Processo trabalhista é tema de debate no último dia de atividades do 3º Congresso Estadual de Relações Sindicais e do Trabalho

Processo trabalhista é tema de debate no último dia de atividades do 3º Congresso Estadual de Relações Sindicais e do Trabalho

Publicado em 26 de março de 2018

Lei do tempo, honorários de sucumbência e acesso à justiça gratuita estiveram entre os temas discutidos no painel “Mudanças no Processo do Trabalho”, na manhã deste sábado (24), último dia de atividades do 3º Congresso Estadual de Relações Sindicais e do Trabalho, em Torres (RS). O debate, mediado pelo advogado trabalhista Luiz Fernando Moreira, reuniu o juiz do trabalho Tiago Mallmann Sulzbah e o advogado trabalhista empresarial e presidente da Satergs, Eduardo Caringi Raupp.

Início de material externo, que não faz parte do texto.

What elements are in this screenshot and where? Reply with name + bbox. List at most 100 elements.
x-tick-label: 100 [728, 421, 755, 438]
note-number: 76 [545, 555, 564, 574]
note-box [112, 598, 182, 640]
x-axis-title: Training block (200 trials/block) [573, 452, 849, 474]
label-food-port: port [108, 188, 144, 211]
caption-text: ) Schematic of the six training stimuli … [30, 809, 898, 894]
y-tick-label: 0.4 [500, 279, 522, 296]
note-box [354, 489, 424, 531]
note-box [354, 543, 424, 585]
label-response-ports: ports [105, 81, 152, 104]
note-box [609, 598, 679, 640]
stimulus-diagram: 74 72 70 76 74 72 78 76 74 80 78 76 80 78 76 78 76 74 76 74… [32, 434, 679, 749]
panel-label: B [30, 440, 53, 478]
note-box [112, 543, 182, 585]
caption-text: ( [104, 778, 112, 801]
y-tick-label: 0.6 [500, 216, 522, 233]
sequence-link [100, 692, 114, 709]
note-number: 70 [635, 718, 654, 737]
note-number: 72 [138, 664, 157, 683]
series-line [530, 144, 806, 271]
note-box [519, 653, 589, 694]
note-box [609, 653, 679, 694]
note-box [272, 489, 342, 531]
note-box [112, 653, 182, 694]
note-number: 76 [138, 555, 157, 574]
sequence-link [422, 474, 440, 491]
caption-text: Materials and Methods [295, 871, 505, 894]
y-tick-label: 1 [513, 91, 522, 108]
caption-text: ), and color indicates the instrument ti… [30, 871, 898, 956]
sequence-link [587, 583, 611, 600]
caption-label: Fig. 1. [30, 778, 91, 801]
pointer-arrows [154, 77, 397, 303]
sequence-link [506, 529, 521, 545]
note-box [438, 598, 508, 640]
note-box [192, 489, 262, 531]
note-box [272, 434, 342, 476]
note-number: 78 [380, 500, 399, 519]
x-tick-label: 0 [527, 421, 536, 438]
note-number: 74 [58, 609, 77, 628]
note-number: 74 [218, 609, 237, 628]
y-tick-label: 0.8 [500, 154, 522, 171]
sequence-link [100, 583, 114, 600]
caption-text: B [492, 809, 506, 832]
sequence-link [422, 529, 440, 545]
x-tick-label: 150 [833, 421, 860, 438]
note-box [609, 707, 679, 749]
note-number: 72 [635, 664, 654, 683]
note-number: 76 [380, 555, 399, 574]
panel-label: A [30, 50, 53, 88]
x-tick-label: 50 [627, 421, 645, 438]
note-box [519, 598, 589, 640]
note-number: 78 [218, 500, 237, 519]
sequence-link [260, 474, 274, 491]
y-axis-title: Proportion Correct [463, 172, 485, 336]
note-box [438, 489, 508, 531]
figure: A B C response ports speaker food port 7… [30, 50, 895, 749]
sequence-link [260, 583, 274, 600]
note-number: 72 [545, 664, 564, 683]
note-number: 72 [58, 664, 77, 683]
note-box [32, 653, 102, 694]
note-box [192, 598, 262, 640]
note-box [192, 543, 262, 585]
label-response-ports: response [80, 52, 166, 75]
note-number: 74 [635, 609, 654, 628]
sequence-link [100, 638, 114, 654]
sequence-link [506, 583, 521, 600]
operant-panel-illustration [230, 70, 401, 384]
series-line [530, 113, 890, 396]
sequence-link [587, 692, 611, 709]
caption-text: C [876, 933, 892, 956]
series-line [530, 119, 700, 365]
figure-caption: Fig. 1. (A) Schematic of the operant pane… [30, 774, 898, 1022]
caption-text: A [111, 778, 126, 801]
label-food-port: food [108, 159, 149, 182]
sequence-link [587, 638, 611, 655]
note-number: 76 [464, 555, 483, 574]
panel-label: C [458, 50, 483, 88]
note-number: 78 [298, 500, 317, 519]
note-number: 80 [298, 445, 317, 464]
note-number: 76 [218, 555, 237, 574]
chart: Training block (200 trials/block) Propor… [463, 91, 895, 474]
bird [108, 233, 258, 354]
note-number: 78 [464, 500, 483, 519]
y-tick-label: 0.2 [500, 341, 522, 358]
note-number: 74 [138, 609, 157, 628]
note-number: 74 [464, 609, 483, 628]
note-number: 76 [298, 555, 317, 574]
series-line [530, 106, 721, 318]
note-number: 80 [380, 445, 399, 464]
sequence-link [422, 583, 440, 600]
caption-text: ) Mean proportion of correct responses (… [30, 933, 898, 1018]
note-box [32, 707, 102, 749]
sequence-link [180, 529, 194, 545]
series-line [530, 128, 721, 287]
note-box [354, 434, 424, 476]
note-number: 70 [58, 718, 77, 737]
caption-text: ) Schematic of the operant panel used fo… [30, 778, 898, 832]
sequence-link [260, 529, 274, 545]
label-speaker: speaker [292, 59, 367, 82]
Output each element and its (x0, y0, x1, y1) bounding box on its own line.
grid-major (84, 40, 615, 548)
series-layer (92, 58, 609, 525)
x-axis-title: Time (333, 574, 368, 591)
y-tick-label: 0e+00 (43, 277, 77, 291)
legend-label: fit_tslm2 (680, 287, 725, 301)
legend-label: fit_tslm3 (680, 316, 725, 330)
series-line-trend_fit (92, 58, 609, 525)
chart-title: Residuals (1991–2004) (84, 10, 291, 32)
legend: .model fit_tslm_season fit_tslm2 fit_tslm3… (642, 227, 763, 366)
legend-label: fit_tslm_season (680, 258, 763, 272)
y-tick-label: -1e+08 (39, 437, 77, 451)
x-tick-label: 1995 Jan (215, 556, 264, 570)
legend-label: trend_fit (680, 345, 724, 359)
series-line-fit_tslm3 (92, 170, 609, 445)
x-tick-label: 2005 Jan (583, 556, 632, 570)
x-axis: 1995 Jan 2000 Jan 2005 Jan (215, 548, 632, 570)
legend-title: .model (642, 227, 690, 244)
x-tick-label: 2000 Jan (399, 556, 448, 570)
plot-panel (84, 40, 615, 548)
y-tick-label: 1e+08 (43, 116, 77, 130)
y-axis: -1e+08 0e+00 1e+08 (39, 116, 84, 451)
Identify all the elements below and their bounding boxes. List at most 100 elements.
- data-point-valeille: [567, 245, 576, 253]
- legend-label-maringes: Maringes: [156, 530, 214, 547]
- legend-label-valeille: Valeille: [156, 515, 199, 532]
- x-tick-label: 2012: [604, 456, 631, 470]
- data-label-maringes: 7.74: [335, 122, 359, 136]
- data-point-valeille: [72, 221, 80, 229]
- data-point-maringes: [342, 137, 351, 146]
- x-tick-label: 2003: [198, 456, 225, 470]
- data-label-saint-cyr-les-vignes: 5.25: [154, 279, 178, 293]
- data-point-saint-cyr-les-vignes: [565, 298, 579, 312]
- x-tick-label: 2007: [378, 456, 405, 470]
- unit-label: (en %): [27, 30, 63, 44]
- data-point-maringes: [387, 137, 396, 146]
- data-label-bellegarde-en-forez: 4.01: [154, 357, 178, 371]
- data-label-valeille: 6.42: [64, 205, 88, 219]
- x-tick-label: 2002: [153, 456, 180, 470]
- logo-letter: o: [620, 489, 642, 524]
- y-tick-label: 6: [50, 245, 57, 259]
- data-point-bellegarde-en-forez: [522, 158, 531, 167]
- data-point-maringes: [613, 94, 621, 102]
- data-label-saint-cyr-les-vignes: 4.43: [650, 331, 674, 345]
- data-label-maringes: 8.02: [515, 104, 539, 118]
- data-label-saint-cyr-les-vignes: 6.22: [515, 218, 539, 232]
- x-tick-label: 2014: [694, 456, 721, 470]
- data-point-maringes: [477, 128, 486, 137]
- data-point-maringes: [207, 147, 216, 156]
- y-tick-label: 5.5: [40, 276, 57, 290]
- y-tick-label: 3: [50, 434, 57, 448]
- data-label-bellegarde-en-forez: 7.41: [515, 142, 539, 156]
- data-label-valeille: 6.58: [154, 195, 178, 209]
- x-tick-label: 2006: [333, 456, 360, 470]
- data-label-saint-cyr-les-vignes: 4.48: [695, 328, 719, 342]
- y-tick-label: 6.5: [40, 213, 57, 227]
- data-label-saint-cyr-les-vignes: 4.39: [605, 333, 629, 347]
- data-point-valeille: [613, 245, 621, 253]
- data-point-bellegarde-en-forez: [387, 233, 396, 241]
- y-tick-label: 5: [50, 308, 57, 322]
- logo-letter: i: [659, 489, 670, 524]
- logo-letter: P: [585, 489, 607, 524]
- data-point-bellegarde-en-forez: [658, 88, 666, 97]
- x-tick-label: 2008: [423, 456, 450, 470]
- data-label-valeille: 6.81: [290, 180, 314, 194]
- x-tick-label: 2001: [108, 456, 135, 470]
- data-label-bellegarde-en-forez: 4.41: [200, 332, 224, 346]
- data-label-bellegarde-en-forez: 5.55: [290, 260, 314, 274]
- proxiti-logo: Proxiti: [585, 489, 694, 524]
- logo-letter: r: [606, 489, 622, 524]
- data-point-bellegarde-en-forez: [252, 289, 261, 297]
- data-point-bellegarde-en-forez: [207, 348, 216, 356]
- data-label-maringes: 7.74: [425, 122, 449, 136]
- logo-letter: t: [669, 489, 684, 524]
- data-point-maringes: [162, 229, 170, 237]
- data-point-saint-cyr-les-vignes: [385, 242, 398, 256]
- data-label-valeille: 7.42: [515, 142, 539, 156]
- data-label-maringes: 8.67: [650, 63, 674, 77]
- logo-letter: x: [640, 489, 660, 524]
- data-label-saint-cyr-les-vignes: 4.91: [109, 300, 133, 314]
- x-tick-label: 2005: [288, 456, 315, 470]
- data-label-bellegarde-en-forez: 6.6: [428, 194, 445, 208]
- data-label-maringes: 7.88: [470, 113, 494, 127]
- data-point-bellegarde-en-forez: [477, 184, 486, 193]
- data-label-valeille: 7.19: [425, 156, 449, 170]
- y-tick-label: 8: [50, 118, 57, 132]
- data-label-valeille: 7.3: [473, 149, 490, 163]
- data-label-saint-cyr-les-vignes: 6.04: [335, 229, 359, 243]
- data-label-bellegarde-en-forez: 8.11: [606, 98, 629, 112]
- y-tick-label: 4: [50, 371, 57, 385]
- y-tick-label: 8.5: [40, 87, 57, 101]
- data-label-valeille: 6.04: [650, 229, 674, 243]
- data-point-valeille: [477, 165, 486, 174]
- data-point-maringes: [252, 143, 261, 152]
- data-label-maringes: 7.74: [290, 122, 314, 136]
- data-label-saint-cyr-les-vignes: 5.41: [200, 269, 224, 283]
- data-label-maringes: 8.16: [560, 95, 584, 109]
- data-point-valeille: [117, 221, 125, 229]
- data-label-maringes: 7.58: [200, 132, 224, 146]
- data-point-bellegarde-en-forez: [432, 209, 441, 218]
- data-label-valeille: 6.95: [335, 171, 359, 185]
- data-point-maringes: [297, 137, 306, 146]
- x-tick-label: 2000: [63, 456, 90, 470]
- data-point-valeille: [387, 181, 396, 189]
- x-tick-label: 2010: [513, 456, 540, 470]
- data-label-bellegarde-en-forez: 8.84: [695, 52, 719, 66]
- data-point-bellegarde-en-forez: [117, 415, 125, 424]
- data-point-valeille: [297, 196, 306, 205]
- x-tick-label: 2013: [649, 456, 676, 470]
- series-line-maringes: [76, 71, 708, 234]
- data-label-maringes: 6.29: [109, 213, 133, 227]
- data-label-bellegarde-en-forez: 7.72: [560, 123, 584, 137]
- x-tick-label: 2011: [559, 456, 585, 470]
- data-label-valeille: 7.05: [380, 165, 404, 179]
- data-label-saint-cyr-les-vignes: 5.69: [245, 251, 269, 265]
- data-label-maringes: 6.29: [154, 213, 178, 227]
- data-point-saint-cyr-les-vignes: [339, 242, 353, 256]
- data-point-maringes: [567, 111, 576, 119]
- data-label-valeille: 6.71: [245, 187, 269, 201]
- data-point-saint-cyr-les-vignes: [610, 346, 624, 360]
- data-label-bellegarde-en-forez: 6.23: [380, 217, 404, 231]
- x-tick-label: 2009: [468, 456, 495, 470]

Sulzbah entende a Reforma Trabalhista como um “cavalo de tróia”, tendo em vista, na visão dele, seu objetivo claro de redução da massa salarial brasileira. “Isso é um desastre a médio prazo. O público consumidor é composto por empregados e para quem lida com comércio pode ser uma consequência nefasta”, disse ele, ressaltando que a nova lei foi aprovada às pressas, em quatro meses, e portanto sem regra de transição. Neste sentido, ele garante que não há uniformidade na magistratura. “No Rio Grande do Sul, a tese preponderante (não unânime), é que as questões processuais devem ser aplicadas nos processos ajuizados depois de sua vigência”, afirmou.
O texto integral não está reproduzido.